La Hacienda Wage Dispute Could Head Back To Court

Protesters Picket Outside Restaurant

UPDATED: 8:23 am CDT August 23, 2007

MADISON, Wis. -- A wage dispute involving some Hispanic workers and a high-profile Mexican restaurant could be headed back to court.

The lawyer for La Hacienda in Madison said that on Thursday he will file a court action to get a judge to settle a dispute that has spilled onto the streets.

Picket lines at the restaurant went up again Wednesday over the noon hour due to a dispute about wages.

Through a lawyer, La Hacienda's owner denied any wrongdoing.

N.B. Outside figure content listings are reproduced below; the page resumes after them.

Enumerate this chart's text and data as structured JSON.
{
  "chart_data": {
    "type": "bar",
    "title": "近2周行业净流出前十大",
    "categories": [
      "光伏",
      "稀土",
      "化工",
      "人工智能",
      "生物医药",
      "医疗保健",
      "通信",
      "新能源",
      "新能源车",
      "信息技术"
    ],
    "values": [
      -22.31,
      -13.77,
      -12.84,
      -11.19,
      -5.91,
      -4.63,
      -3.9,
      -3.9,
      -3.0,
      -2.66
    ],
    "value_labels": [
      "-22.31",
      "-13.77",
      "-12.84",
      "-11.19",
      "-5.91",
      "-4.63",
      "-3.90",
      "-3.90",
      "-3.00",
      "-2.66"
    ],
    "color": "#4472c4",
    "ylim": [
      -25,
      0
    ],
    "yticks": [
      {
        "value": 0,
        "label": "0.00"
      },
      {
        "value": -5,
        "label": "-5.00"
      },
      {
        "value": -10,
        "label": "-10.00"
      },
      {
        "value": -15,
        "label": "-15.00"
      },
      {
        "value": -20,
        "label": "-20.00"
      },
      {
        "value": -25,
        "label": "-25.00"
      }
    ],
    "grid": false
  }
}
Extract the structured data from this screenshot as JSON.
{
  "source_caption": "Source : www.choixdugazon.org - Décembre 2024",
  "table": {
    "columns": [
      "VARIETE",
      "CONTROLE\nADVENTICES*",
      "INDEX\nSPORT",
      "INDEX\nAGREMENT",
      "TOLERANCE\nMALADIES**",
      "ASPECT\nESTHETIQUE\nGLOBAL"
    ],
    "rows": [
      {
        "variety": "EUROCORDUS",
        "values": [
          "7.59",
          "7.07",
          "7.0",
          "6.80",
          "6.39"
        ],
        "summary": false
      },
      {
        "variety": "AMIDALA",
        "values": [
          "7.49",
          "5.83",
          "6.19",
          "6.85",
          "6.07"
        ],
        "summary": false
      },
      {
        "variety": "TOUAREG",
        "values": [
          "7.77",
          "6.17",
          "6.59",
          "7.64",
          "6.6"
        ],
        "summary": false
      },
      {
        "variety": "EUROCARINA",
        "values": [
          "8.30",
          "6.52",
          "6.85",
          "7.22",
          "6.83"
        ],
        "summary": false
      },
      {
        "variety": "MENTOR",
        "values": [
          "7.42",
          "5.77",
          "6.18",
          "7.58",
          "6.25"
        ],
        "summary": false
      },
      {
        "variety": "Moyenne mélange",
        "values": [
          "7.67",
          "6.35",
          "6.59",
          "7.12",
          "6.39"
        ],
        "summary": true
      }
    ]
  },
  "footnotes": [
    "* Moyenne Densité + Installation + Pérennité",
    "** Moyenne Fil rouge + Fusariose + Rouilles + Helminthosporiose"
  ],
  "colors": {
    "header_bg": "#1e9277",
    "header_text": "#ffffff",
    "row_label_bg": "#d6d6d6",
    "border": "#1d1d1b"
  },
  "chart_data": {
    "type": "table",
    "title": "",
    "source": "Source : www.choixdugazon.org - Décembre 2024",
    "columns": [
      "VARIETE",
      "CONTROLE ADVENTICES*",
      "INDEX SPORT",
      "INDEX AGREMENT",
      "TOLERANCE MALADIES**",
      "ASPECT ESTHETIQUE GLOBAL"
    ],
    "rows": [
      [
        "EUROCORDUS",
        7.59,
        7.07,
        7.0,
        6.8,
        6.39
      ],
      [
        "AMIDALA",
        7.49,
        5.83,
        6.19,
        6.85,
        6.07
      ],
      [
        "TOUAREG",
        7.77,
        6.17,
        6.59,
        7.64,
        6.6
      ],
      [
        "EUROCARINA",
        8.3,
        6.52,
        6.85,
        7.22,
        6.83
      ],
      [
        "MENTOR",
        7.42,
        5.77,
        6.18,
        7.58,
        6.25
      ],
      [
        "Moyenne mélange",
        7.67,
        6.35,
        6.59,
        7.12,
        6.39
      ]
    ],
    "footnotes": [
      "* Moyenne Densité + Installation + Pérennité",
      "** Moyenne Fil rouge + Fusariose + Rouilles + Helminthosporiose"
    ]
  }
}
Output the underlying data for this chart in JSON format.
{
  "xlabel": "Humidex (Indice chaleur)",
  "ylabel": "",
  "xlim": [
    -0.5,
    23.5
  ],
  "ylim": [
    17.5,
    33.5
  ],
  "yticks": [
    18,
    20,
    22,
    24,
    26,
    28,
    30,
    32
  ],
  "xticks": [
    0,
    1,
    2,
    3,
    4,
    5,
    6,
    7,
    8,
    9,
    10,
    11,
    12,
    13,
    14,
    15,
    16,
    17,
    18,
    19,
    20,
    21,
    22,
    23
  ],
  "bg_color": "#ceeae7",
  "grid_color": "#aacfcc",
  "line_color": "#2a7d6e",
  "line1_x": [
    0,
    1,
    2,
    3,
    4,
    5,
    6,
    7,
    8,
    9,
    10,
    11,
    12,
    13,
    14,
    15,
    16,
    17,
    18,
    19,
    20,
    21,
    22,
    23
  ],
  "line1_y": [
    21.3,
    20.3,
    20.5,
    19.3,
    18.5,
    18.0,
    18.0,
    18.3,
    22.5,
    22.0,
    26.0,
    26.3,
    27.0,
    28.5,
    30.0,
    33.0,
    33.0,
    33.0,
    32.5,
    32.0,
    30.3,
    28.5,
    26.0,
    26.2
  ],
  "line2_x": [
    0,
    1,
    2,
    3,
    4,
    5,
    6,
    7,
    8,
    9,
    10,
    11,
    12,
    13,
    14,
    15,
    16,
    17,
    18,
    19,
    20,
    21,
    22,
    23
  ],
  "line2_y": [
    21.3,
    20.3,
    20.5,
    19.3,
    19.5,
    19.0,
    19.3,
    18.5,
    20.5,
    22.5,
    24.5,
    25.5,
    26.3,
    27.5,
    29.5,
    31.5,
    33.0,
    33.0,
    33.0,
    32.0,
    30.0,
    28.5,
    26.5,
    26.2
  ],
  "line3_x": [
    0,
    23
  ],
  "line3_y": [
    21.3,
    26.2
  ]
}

The restaurant is pursuing more court action, including a second temporary restraining order.

On and off since early July, the restaurant and its noon-hour customers have heard chants from demonstrators protesting the business at 515 South Park St.

About 25 people resumed their wage dispute boycott of the business on Wednesday, protesting this time under the watchful eye of private security guards and city police.

Late last week a local judge threw out a temporary restraining order the business wanted, but some ground rules were laid anyway.

Police officers told protest organizers to stay clear of customers coming into the parking lot and eating on the patio, and the protesters agreed.

Wednesday was the sixth time the Workers' Rights Center Inc. and the Interfaith Coalition for Worker Justice of South Central Wisconsin have held noon-hour protests at La Hacienda, and they seem to be keeping customers away temporarily, WISC-TV reported.

The groups claim that five former workers, all immigrants from Mexico and Central America, are owed $3,000 to $11,000 each for work they never got paid for. They allegedly were told to clock out and keep working.

"I wouldn't say they're being blackmailed, but they have been kind of forced to write the hours they wanted down or they wouldn't have a job," said Saul Castillo, the board president for Workers Rights Center Inc.

During a phone call, WISC-TV could not get answers from the restaurant owner David Herrera or later find him at the restaurant. Workers said he was gone. But his attorney said that through the Workers' Rights Center, "the employees are making outrageous demands for back pay."

"There is an incredible manipulation and defamation against my client," said Victor Arellano, Herrera's attorney.

Arellano said that he and the owner "plan to file an action for a declaratory judgment" to stop what he called "this eternal nonsense."

One employee who has worked at the restaurant for 11 years said Wednesday that he had always been treated fairly but that making money now is tougher due to the protests.

"The money that we make hourly here for waiters is like $2.50 an hour so we depend on tips from customers. It's very low, so (it's) very and bad for our salary, too," said Jose Villegas, a waiter at the restaurant.

Villegas said he came to the country illegally but now has had permanent resident status for years.

He said he has always gotten paid, but the federal government said that in the past others have not.

Last year La Hacienda paid out nearly $40,000 in a wage dispute settlement to 14 restaurant workers, WISC-TV reported.